By John Keegan and Paul Pearson
The previous instalment of The Walking Dead was a bit disappointing. Most of its attempts at drama fell flat, especially the decision to split off Daryl and Merle from the chain gang, and the only real progression of the plot was done in an awkward, jarring way that didn’t ring true. Sadly, much of “Home” follows the same trend of indulging in sideplots and character beats that don’t feel important or necessary to the main story. It’s only the very strong climax that puts the episode back on track in a big way.
Rick descends further into madness, almost putting the prison at risk in the process. Glenn, with his newfound determination to resist the Governor, tries to step up and take the mantle of leadership, but he immediately comes into conflict with Hershel, who thinks it’s time to abandon the prison and find somewhere safer. Daryl and Merle’s relationship is strained when it becomes clear how much Daryl has changed since the brothers were separated. And Andrea is offered a place of prominence within Woodbury, unaware of what the Governor is scheming behind her back.
It’s not that Andrew Lincoln is a bad actor. If anything, it’s on the strength of his performance that Rick’s breakdowns have been so compelling thus far, but we’re getting a little too far into plural territory. We’ve seen this story before, and revisiting it feels like an excuse to have one of the most capable characters on the show faff about for an episode or two until the writers are ready to kick off the big conflict. By the time Hershel begs Rick to come back, we don’t quite buy the idea that Rick really should be in charge, and a lot of that tension falls apart.
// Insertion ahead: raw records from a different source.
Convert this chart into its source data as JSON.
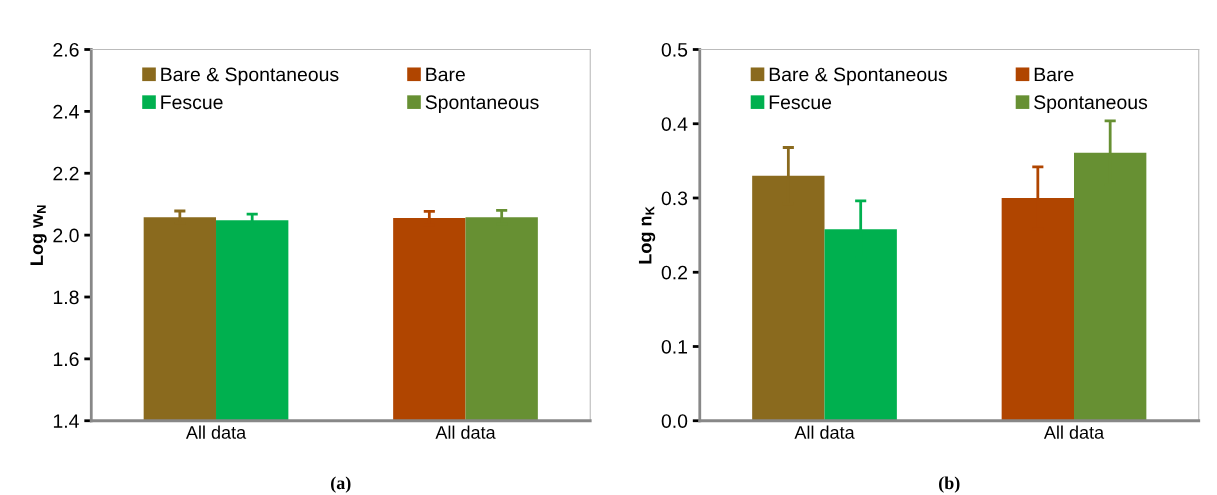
{
  "chart_data": [
    {
      "type": "bar",
      "ylabel": "Log w$_{N}$",
      "categories": [
        "All data",
        "All data"
      ],
      "ylim": [
        1.4,
        2.6
      ],
      "yticks": [
        1.4,
        1.6,
        1.8,
        {
          "value": 2.0,
          "label": "2.0"
        },
        2.2,
        2.4,
        2.6
      ],
      "grid": false,
      "legend": "top",
      "annotations": [
        "(a)"
      ],
      "series": [
        {
          "name": "Bare & Spontaneous",
          "color": "#8a6a1e",
          "values": [
            2.058,
            null
          ],
          "errors": [
            0.02,
            null
          ]
        },
        {
          "name": "Fescue",
          "color": "#00b04f",
          "values": [
            2.048,
            null
          ],
          "errors": [
            0.02,
            null
          ]
        },
        {
          "name": "Bare",
          "color": "#b04500",
          "values": [
            null,
            2.055
          ],
          "errors": [
            null,
            0.022
          ]
        },
        {
          "name": "Spontaneous",
          "color": "#679033",
          "values": [
            null,
            2.058
          ],
          "errors": [
            null,
            0.022
          ]
        }
      ]
    },
    {
      "type": "bar",
      "ylabel": "Log n$_{K}$",
      "categories": [
        "All data",
        "All data"
      ],
      "ylim": [
        0.0,
        0.5
      ],
      "yticks": [
        {
          "value": 0.0,
          "label": "0.0"
        },
        0.1,
        0.2,
        0.3,
        0.4,
        0.5
      ],
      "grid": false,
      "legend": "top",
      "annotations": [
        "(b)"
      ],
      "series": [
        {
          "name": "Bare & Spontaneous",
          "color": "#8a6a1e",
          "values": [
            0.33,
            null
          ],
          "errors": [
            0.038,
            null
          ]
        },
        {
          "name": "Fescue",
          "color": "#00b04f",
          "values": [
            0.258,
            null
          ],
          "errors": [
            0.038,
            null
          ]
        },
        {
          "name": "Bare",
          "color": "#b04500",
          "values": [
            null,
            0.3
          ],
          "errors": [
            null,
            0.042
          ]
        },
        {
          "name": "Spontaneous",
          "color": "#679033",
          "values": [
            null,
            0.361
          ],
          "errors": [
            null,
            0.043
          ]
        }
      ]
    }
  ]
}
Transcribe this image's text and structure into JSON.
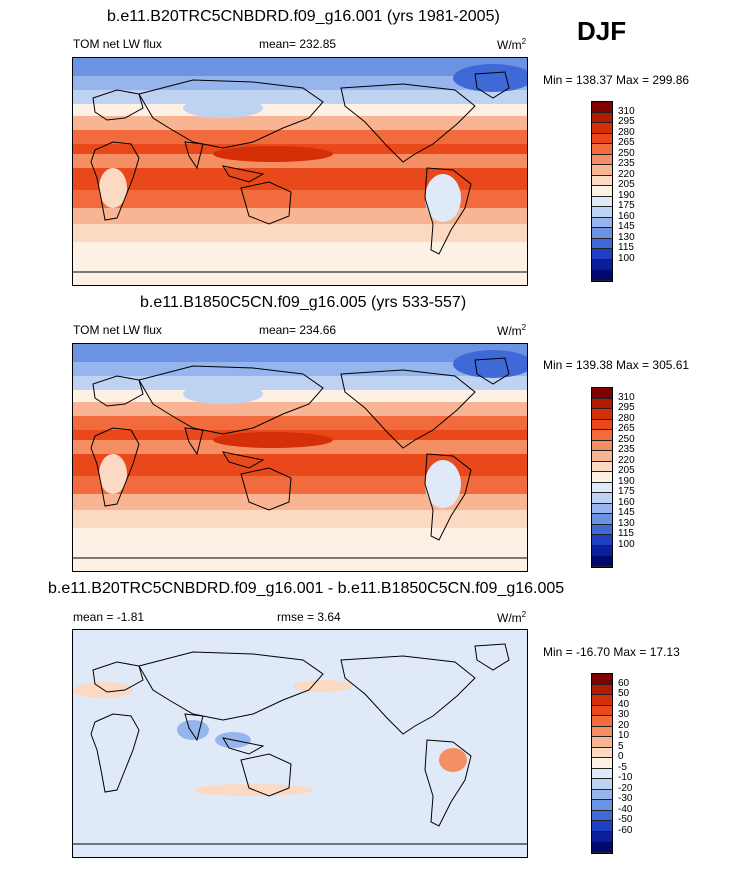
{
  "season": "DJF",
  "panels": [
    {
      "title": "b.e11.B20TRC5CNBDRD.f09_g16.001 (yrs 1981-2005)",
      "left_label": "TOM net LW flux",
      "center_label": "mean= 232.85",
      "units_base": "W/m",
      "units_exp": "2",
      "minmax": "Min = 138.37 Max = 299.86",
      "legend": [
        "310",
        "295",
        "280",
        "265",
        "250",
        "235",
        "220",
        "205",
        "190",
        "175",
        "160",
        "145",
        "130",
        "115",
        "100"
      ],
      "kind": "abs"
    },
    {
      "title": "b.e11.B1850C5CN.f09_g16.005 (yrs 533-557)",
      "left_label": "TOM net LW flux",
      "center_label": "mean= 234.66",
      "units_base": "W/m",
      "units_exp": "2",
      "minmax": "Min = 139.38 Max = 305.61",
      "legend": [
        "310",
        "295",
        "280",
        "265",
        "250",
        "235",
        "220",
        "205",
        "190",
        "175",
        "160",
        "145",
        "130",
        "115",
        "100"
      ],
      "kind": "abs"
    },
    {
      "title": "b.e11.B20TRC5CNBDRD.f09_g16.001 - b.e11.B1850C5CN.f09_g16.005",
      "left_label": "mean =  -1.81",
      "center_label": "rmse =   3.64",
      "units_base": "W/m",
      "units_exp": "2",
      "minmax": "Min = -16.70 Max =  17.13",
      "legend": [
        "60",
        "50",
        "40",
        "30",
        "20",
        "10",
        "5",
        "0",
        "-5",
        "-10",
        "-20",
        "-30",
        "-40",
        "-50",
        "-60"
      ],
      "kind": "diff"
    }
  ],
  "colors": {
    "ramp": [
      "#7f0000",
      "#b31b00",
      "#d42f06",
      "#e8481a",
      "#f26b3c",
      "#f58e63",
      "#f9b493",
      "#fcd9c2",
      "#fdf1e6",
      "#dfe9f7",
      "#bed3f2",
      "#95b5ec",
      "#6b92e3",
      "#4069d8",
      "#1f3fc4",
      "#0c1f9a",
      "#000a6e"
    ]
  }
}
In a similar vein, Daryl and Merle’s sojourn in the woods is an excuse to keep these characters out of the way for an episode, and to manipulate the plot into doing what the writers want instead of letting it unfold organically. But it works better than Rick’s adventures in hallucination, thanks to both a good spate of zombie-killing action and some great character beats for the brothers. We learn a little more about the brothers and get one of our first real indications that Merle cares about Daryl, and it’s also evidenced how much Daryl has grown into a heroic character in his brother’s absence.
Sorting out the growing discord between Glen, Maggie and Hershel was important, and there’s something both frustrating and real about how things played out. It’s nice to see a different side of the Glenn/Maggie relationship, which had been very lovey-dovey up to this point, and it’d be a disservice to not deal with how their experiences in Woodbury affected the two, but how they’re doing it isn’t working. It feels like more filler, while we wait for the real story to kick off. The same goes for much of the Woodbury plot, which saw Andrea pushed a little further onto Woodbury’s side while we, the audience, know the Governor is messing with her.
It’s the final act that turns things around for “Home”. Things kick off in a shocking way that goes to show the importance of developing even the secondary characters, and it never feels like an exciting, elaborate action scene. Instead, like the best fight scenes in “The Walking Dead”, it feels like combat, with all the intensity and danger that comes with fighting for one’s life. It caps off the episode with a renewed sense of purpose, for both the characters and the show, and a promise to charge into the big plot of the third season with all guns blazing.
John Keegan is Editor-in-Chief for Critical Myth, a partner site of SciFi Vision. Paul Pearson is Critical Myth's reviewer for The Walking Dead.